We in this room pursue global food security because it’s good for domestic agriculture and good for the world. As countries become more food secure and global incomes increase, that helps expand markets and increase opportunities for agriculture producers.
We also pursue global food security because it’s important to national security. We need only look to places like the four countries facing imminent famine threats right now to understand that conflict and strife can directly affect production of food and the access to available, affordable food. Thus, efforts to promote efficient, resilient global food and agriculture systems are of fundamental importance for global economic stability.
While the United States is one of the largest providers of food assistance, it is also one of the largest providers of development assistance. We believe that agricultural trade, investment, and innovation are crucial to economic development and to addressing poverty and hunger, and are important vehicles to help us address the goals of the 2030 Agenda.
That is why the United States works directly with developing countries to facilitate their integration into international organizations and global trading systems, for instance by helping them establish science-based regulatory systems and adopt international standards and by encouraging their participation in invaluable international standard-setting organizations such as Codex, the International Plant Protection Convention, and the World Organization for Animal Health.

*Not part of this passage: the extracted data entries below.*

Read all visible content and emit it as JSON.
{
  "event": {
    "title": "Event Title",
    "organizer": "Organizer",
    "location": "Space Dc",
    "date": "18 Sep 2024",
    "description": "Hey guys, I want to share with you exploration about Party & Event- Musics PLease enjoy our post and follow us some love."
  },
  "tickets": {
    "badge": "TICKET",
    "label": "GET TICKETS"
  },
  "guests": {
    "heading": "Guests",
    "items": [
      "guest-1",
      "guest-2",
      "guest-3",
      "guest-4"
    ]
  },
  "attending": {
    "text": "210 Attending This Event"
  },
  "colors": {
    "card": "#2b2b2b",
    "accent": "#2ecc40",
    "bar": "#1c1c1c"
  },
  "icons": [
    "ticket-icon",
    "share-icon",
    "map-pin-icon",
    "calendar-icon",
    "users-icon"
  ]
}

With the four crises, and with one in nine people globally suffering from chronic undernourishment, the role of FAO in eradicating food insecurity remains pertinent as ever. As the foremost technical agriculture organization, it remains essential that FAO leverage its resources to maximize efficiency and impact of its work and continue to focus in particular on the areas of addressing food insecurity in which it has a comparative advantage over other organizations.
FAO cannot be all things to all people: as we know from Council’s recommendation for zero nominal growth in the 2018-2019 Program of Work and Budget, FAO needs to make hard choices and prioritize where it has strengths like normative, technical, and programmatic work. We believe that this body can work within the fiscal realities we collectively face without negatively impacting FAO’s core programs.

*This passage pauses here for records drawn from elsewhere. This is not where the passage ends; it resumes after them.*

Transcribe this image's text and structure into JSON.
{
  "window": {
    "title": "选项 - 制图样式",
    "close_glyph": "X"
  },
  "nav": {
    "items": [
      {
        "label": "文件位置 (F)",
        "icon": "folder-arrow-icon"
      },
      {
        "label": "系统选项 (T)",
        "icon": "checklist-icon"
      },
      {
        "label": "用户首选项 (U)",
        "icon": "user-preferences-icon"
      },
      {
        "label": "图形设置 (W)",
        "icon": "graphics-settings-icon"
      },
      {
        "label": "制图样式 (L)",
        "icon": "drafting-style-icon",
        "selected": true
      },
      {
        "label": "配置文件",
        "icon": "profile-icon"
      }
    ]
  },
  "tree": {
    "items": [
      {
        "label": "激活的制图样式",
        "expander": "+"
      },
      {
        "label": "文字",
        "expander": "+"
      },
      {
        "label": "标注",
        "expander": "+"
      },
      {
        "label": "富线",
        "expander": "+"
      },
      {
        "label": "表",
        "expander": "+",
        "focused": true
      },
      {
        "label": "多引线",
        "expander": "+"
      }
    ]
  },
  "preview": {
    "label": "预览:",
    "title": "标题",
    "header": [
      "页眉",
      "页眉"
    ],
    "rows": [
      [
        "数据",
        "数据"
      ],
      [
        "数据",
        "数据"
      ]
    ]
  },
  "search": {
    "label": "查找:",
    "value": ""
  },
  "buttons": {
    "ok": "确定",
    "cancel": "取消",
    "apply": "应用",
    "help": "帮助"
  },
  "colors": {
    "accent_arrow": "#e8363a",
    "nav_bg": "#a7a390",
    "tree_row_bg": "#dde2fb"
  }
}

The United States recognizes the important role that international organizations play in addressing global food insecurity. The Rome-based agencies – FAO, WFP, and IFAD – are essential to this task. We strongly appreciate the work done by FAO and the other Rome-based agencies to eliminate duplication, increase transparency, and remain focused within their respective mandates and areas of comparative advantage. We are pleased by the improved cooperation we see among the agencies, and we encourage the agencies to continue to expand cooperation.

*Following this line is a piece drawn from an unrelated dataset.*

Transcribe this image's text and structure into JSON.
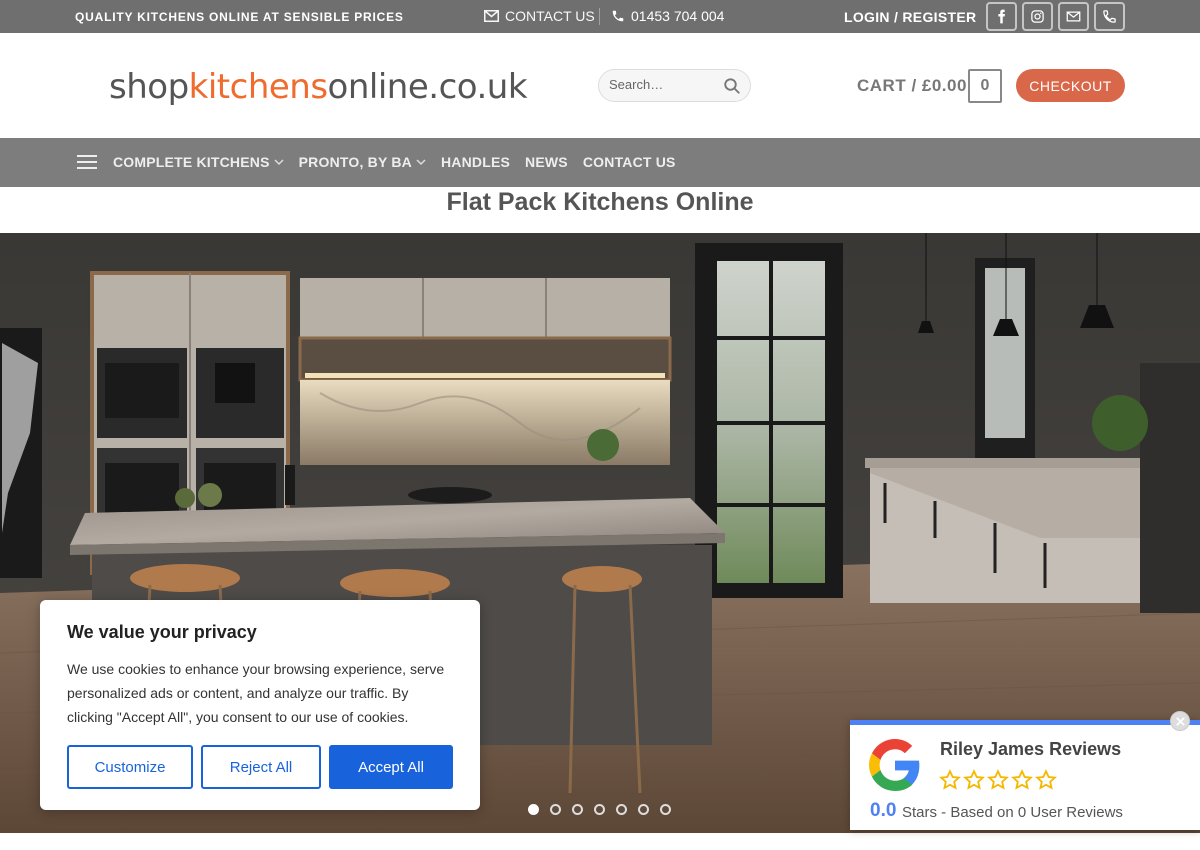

In closing, I’ll note that food insecurity caused by conflict, weather, and other crises can be exacerbated by chronic under-investment in agriculture, inefficient inputs, underdeveloped markets, and poor governance. The U.S. approach to global food security is to get at the root causes of these issues through our food assistance, through our capacity building, research, innovation, and trade facilitation programs, and through our investments in value chains, resilience, and nutrition.
Why? Because achieving global food security is important not only to hundreds of millions of hungry people, but also to the sustainable economic growth of developing nations and the long-term national security and economic prosperity of the United States and, indeed, all the nations in this room.
We in this room have a shared purpose under the Sustainable Development Goals: to end global hunger and food insecurity. Together we can, in the words of Secretary Perdue, do right and feed everyone.